I’ve used about six perfumes this way. One was Lutece (1984), a very feminine, powdery, clinging scent that I knew I could never pull off, so I just kept it in a drawer and smelled it occasionally. Bandit (1944) and Blue Grass (1934/reformulated 1989) are two others I do that with now. Bandit is too brazen and Blue Grass is too sad to wear: it makes me feel like I’m remembering some earlier, genteel rural life in a lovely white house. And sometimes I spray the men’s cologne Monsieur Givenchy (1959) in a room, hoping Cary Grant will show up.
- You don’t have to smell like everyone else. There are a gazillion perfumes to choose from out there. The only time I had to refrain from wearing a perfume I liked was when Obsession came out (1985). I loved it, but two weeks after I bought it I realized the entire world had it on and it was approaching the globally-reviled stage. Which came about a week later.
But then again, two of my all-time favorites, that I would wear even now if they hadn’t been discontinued, were popular, mainstream perfumes I first smelled on other people – Love’s Musky Jasmine (1975?) and Charles of the Ritz (1977).
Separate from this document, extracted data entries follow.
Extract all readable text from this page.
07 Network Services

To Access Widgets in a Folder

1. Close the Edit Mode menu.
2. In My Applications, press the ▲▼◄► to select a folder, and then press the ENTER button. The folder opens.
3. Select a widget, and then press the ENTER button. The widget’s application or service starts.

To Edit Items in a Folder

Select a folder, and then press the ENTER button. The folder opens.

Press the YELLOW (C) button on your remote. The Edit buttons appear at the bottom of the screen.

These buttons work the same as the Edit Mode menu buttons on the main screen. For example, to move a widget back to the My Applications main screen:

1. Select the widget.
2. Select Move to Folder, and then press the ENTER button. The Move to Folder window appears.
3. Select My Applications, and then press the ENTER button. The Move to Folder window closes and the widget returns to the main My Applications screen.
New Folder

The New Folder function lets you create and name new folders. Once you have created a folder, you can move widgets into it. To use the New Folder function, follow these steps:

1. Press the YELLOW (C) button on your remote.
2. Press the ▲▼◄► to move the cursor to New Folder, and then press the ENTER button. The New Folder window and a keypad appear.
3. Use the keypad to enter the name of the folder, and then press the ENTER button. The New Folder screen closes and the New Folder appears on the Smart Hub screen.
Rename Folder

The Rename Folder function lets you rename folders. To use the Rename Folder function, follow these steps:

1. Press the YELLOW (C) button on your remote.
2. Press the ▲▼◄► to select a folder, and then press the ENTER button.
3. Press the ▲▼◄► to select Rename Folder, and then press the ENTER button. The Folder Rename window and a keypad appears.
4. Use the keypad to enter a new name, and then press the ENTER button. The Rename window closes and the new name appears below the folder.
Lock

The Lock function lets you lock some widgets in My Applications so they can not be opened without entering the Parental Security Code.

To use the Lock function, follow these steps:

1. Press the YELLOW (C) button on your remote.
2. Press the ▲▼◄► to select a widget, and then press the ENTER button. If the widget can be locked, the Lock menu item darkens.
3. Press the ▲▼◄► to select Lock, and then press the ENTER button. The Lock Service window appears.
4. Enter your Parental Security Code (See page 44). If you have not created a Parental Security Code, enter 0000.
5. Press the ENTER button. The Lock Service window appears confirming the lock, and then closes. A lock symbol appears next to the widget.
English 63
- Perfume can be applied at quiet levels. It takes some experimenting, but it is perfectly possible to apply perfume so that only you smell it, which is especially important for those of us working in cubicle farms.
- You don’t have to be an expert. I’ve been wearing perfume since junior high and I still can’t tell a carnation from an iris. Encre Noire (“black ink”) sure enough smells like fountain pen ink plus a wee bit of something else, but I could not for the life of me tell you what that something else is. I know I don’t like most amber, leather or vanilla scents, I know I love Orientals and frankincense perfumes, and I know the original dates of some of the greats, but that’s about it.
- Perfume “note” descriptions are useless. Shalimar’s notes are lemon, bergamot, jasmine, May rose (?), iris, incense, opoponax (a type of myrrh), tonka bean and vanilla. Does that help you imagine it? Me neither. My perfume hobby got a new lease on life when I found people who could describe perfume in terms of the settings or people it reminded them of. Luca Turin was the first of these, then a bunch of bloggers, and then their commenters. The description “a stone cathedral on a winter morning in Russia,” for example, intrigued me enough to seek out Etro’s Messe de Minuit. It turned out I wasn’t quite into that one, but another blogger wrote about the whole Etro line of perfumes and I decided to try Shaal Nur, sort of a sister to Messe de Minuit. Et voila! A favorite discovered, for maybe $10 in sample costs. Like I said, you gotta explore.